Ozdemir's ministry is working on a nutrition strategy to help Germans eat more healthily and is planning to present it by the end of 2023.
The plan is to encourage people to follow a "healthy, more plant-based and sustainable diet", according to the ministry.Also read: How chefs are driving the transition to a more plant-based diet
10 grammes a day
But not all Germans feel so positive about a future with less meat.
Local media recently reported that the German Nutrition Society (DGE), which advises the government on measures to promote healthy eating, was planning to recommend just 10 grammes of meat per day.
The reports caused an uproar, with memes circulating on social media showing the paltry portion of meat being weighed out on scales.
The DGE later said the whole thing had been a misunderstanding, but the debate has shown no signs of cooling down.
A recent survey by the popular Bild daily showed that 57 percent of Germans are firmly against the state taking measures to reduce meat consumption.
"The state should stay away from people's plates," a spokeswoman for the German Meat Industry Association (VDF) told AFP.
"Ninety percent of Germans like to eat meat. Nobody wants to tell a vegetarian to eat meat to get a better supply of vitamins and nutrients. The same must apply in reverse," the spokeswoman said.
The VDF believes declining meat consumption in Germany since 2018 is mainly down to rising prices and pressure on consumers from inflation.
For Gabrielle Hubner, 61, another visitor to the Berlin vegan festival, the "rising cost" is the main reason she has been eating less meat in recent years.

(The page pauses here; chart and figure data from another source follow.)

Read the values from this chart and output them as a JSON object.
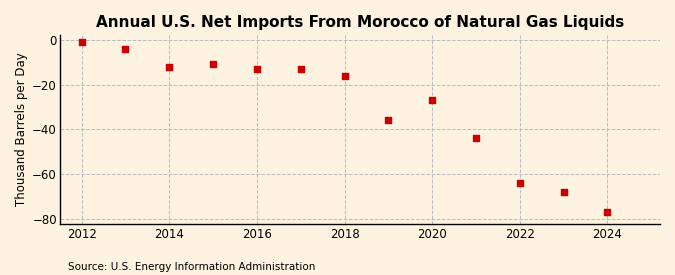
{
  "title": "Annual U.S. Net Imports From Morocco of Natural Gas Liquids",
  "ylabel": "Thousand Barrels per Day",
  "source": "Source: U.S. Energy Information Administration",
  "background_color": "#fdf3e0",
  "marker_color": "#cc0000",
  "grid_color": "#bbbbbb",
  "years": [
    2012,
    2013,
    2014,
    2015,
    2016,
    2017,
    2018,
    2019,
    2020,
    2021,
    2022,
    2023,
    2024
  ],
  "values": [
    -1,
    -4,
    -12,
    -11,
    -13,
    -13,
    -16,
    -36,
    -27,
    -44,
    -64,
    -68,
    -77
  ],
  "ylim": [
    -82,
    2
  ],
  "xlim": [
    2011.5,
    2025.2
  ],
  "yticks": [
    0,
    -20,
    -40,
    -60,
    -80
  ],
  "xticks": [
    2012,
    2014,
    2016,
    2018,
    2020,
    2022,
    2024
  ],
  "title_fontsize": 11,
  "label_fontsize": 8.5,
  "source_fontsize": 7.5,
  "marker_size": 5
}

"I don't have to eat meat every day, there are other foods like pasta, cheese or potatoes," the administrative worker said.
Ozdemir said he has no intention of dictating to Germans what they should put in their shopping baskets.
"Everyone can decide for themselves what they eat and how much of it," he said.
"My job is to make offers for a balanced and healthy diet. I want the healthy choice to become the easy choice."